Art to me is a humanitarian act and I believe that there is a responsibility that art should somehow be able to effect mankind, to make the word a better place.
I always like to believe that my work is about the expansion of the possibilities of the viewer. So if you have a sense of a heightened situation where there's an excitement, a physical excitement and an intellectual stimulation, there's just this sense of expansion. Because that's where the art happens. Inside the viewer.
Feelings are at the basis of all ideas. First you have feelings, and then, through those sensations, it develops into ideas.
I believe that my art gets across the point that I'm in this morality theater trying to help the underdog, and I'm speaking socially here, showing concern and making psychological and philosophical statements for the underdog.
Whenever you finish an artwork and the viewer comes and views it, at that moment you've given up control.
A lot of times, my work is looked at very much on the surface. It's very easy to just want to put something in a box - to say, 'Oh, since this work deals with surface desires at times, this is about consumerism.' And of course, the base of the work is... not about economics at all.
The first piece I ever collected was a Roy Lichtenstein: a sculpture called 'Surrealist Head II'. There was a waiting list. I remember Steve Martin wanted one, and I wanted one. I got the 'Surrealist Head', and I was thrilled.
If you have an idea, you have to move on it, to make a gesture. Drawing is an immediate way of articulating that idea - of making a gesture that is both physical and intellectual.
Art has this ability to allow you to connect back through history in the same way that biology does. I'm always looking for source material.
I remember being an art student and going to the Whitney in 1974 to see the exhibition of Jim Nutt, the Chicago imagist. It was then I transferred to school in Chicago, all because of that show.
I spend much more time looking at art history and at different references to art than I do at actual objects.
I enjoy all mediums, and I have to say, music is the medium that first made me understand how powerful art could be.
From the time that I was a child, I loved interacting with people. I would go around door-to-door and sell candies and gift-wrapping paper, and it was a great way to interact with people and communicate with people.
I went to art school... but I worked at the Museum of Modern Art. I worked in fundraising at the information membership desk.
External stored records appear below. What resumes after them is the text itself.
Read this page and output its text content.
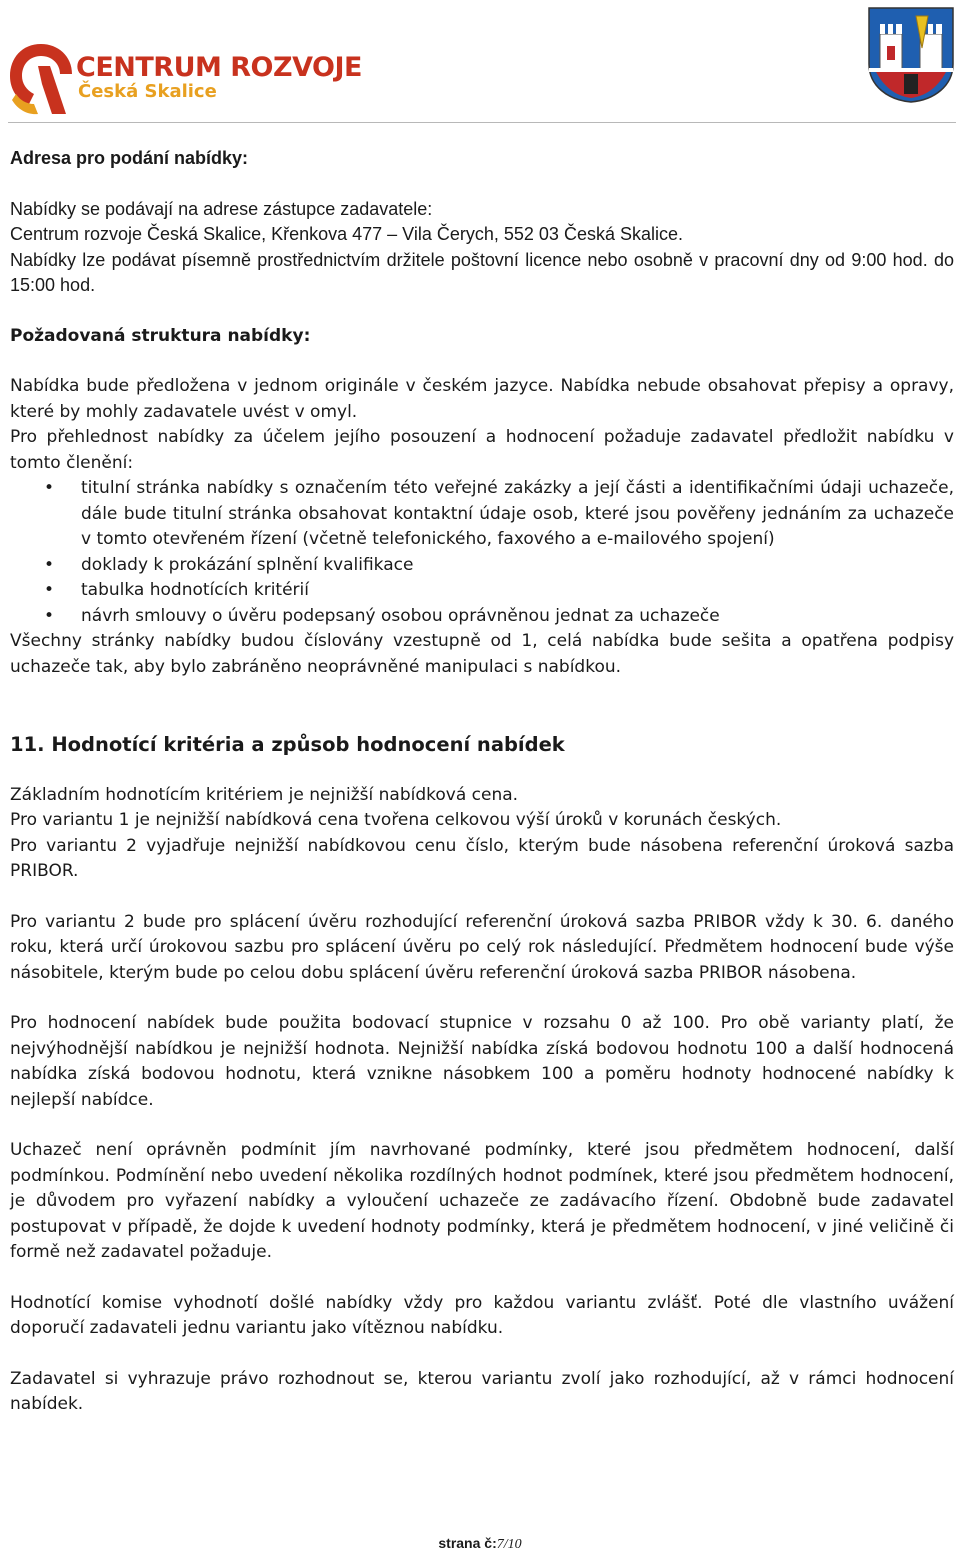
CENTRUM ROZVOJE
Česká Skalice

Adresa pro podání nabídky:

Nabídky se podávají na adrese zástupce zadavatele:

Centrum rozvoje Česká Skalice, Křenkova 477 – Vila Čerych, 552 03 Česká Skalice.

Nabídky lze podávat písemně prostřednictvím držitele poštovní licence nebo osobně v pracovní dny od 9:00 hod. do 15:00 hod.

Požadovaná struktura nabídky:

Nabídka bude předložena v jednom originále v českém jazyce. Nabídka nebude obsahovat přepisy a opravy, které by mohly zadavatele uvést v omyl.

Pro přehlednost nabídky za účelem jejího posouzení a hodnocení požaduje zadavatel předložit nabídku v tomto členění:

• titulní stránka nabídky s označením této veřejné zakázky a její části a identifikačními údaji uchazeče, dále bude titulní stránka obsahovat kontaktní údaje osob, které jsou pověřeny jednáním za uchazeče v tomto otevřeném řízení (včetně telefonického, faxového a e-mailového spojení)
• doklady k prokázání splnění kvalifikace
• tabulka hodnotících kritérií
• návrh smlouvy o úvěru podepsaný osobou oprávněnou jednat za uchazeče

Všechny stránky nabídky budou číslovány vzestupně od 1, celá nabídka bude sešita a opatřena podpisy uchazeče tak, aby bylo zabráněno neoprávněné manipulaci s nabídkou.

11. Hodnotící kritéria a způsob hodnocení nabídek

Základním hodnotícím kritériem je nejnižší nabídková cena.

Pro variantu 1 je nejnižší nabídková cena tvořena celkovou výší úroků v korunách českých.

Pro variantu 2 vyjadřuje nejnižší nabídkovou cenu číslo, kterým bude násobena referenční úroková sazba PRIBOR.

Pro variantu 2 bude pro splácení úvěru rozhodující referenční úroková sazba PRIBOR vždy k 30. 6. daného roku, která určí úrokovou sazbu pro splácení úvěru po celý rok následující. Předmětem hodnocení bude výše násobitele, kterým bude po celou dobu splácení úvěru referenční úroková sazba PRIBOR násobena.

Pro hodnocení nabídek bude použita bodovací stupnice v rozsahu 0 až 100. Pro obě varianty platí, že nejvýhodnější nabídkou je nejnižší hodnota. Nejnižší nabídka získá bodovou hodnotu 100 a další hodnocená nabídka získá bodovou hodnotu, která vznikne násobkem 100 a poměru hodnoty hodnocené nabídky k nejlepší nabídce.

Uchazeč není oprávněn podmínit jím navrhované podmínky, které jsou předmětem hodnocení, další podmínkou. Podmínění nebo uvedení několika rozdílných hodnot podmínek, které jsou předmětem hodnocení, je důvodem pro vyřazení nabídky a vyloučení uchazeče ze zadávacího řízení. Obdobně bude zadavatel postupovat v případě, že dojde k uvedení hodnoty podmínky, která je předmětem hodnocení, v jiné veličině či formě než zadavatel požaduje.

Hodnotící komise vyhodnotí došlé nabídky vždy pro každou variantu zvlášť. Poté dle vlastního uvážení doporučí zadavateli jednu variantu jako vítěznou nabídku.

Zadavatel si vyhrazuje právo rozhodnout se, kterou variantu zvolí jako rozhodující, až v rámci hodnocení nabídek.

strana č:7/10
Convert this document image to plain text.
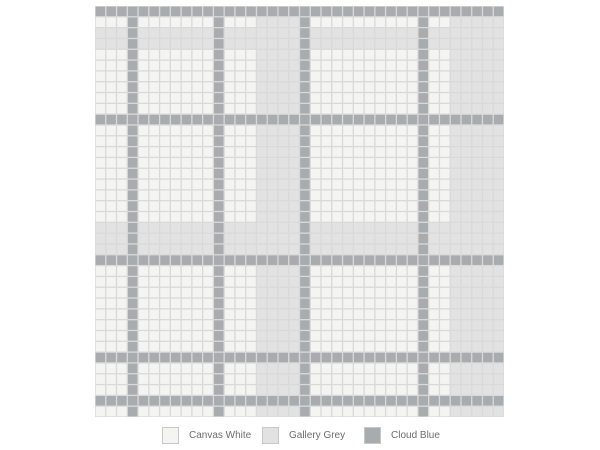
Canvas White	Gallery Grey	Cloud Blue
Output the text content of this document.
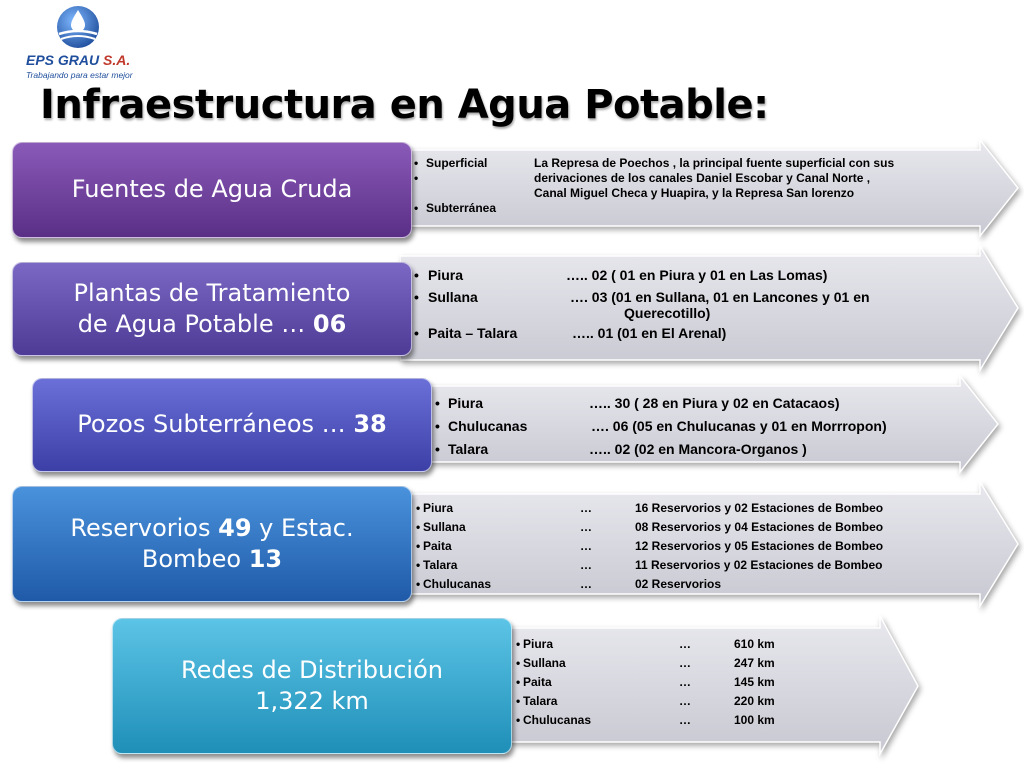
EPS GRAU S.A.
Trabajando para estar mejor
Infraestructura en Agua Potable:
Fuentes de Agua Cruda
• Superficial	La Represa de Poechos , la principal fuente superficial con sus
•	derivaciones de los canales Daniel Escobar y Canal Norte ,
Canal Miguel Checa y Huapira, y la Represa San lorenzo
• Subterránea
Plantas de Tratamiento
de Agua Potable … 06
• Piura	….. 02 ( 01 en Piura y 01 en Las Lomas)
• Sullana	…. 03 (01 en Sullana, 01 en Lancones y 01 en
Querecotillo)
• Paita – Talara	….. 01 (01 en El Arenal)
Pozos Subterráneos … 38
• Piura	….. 30 ( 28 en Piura y 02 en Catacaos)
• Chulucanas	…. 06 (05 en Chulucanas y 01 en Morrropon)
• Talara	….. 02 (02 en Mancora-Organos )
Reservorios 49 y Estac.
Bombeo 13
• Piura	…	16 Reservorios y 02 Estaciones de Bombeo
• Sullana	…	08 Reservorios y 04 Estaciones de Bombeo
• Paita	…	12 Reservorios y 05 Estaciones de Bombeo
• Talara	…	11 Reservorios y 02 Estaciones de Bombeo
• Chulucanas	…	02 Reservorios
Redes de Distribución
1,322 km
• Piura	…	610 km
• Sullana	…	247 km
• Paita	…	145 km
• Talara	…	220 km
• Chulucanas	…	100 km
I ended up, over a period of time, doubling the amount of membership revenue that came in through people entering the museum, so people would ask me to come and work for them.
There are certain artworks that I respond to, artists that I respond to. It's an intellectual reaction but it's also a biological reaction. And the excitement that the work can generate - how it makes you feel about not only your intellectual possibilities but your physical possibilities in this world. How it feels to be alive!
I think artists are always investigating how to have an economic, political platform. At one time, artists were supported by the Church. Then they were supported also by the state.
Art's a very metaphysical activity. It's something that enriches the parameters of your life, the possibilities of being, and you touch transcendence and you change your life. And you want to change the life of others, too. That's why people are involved with art.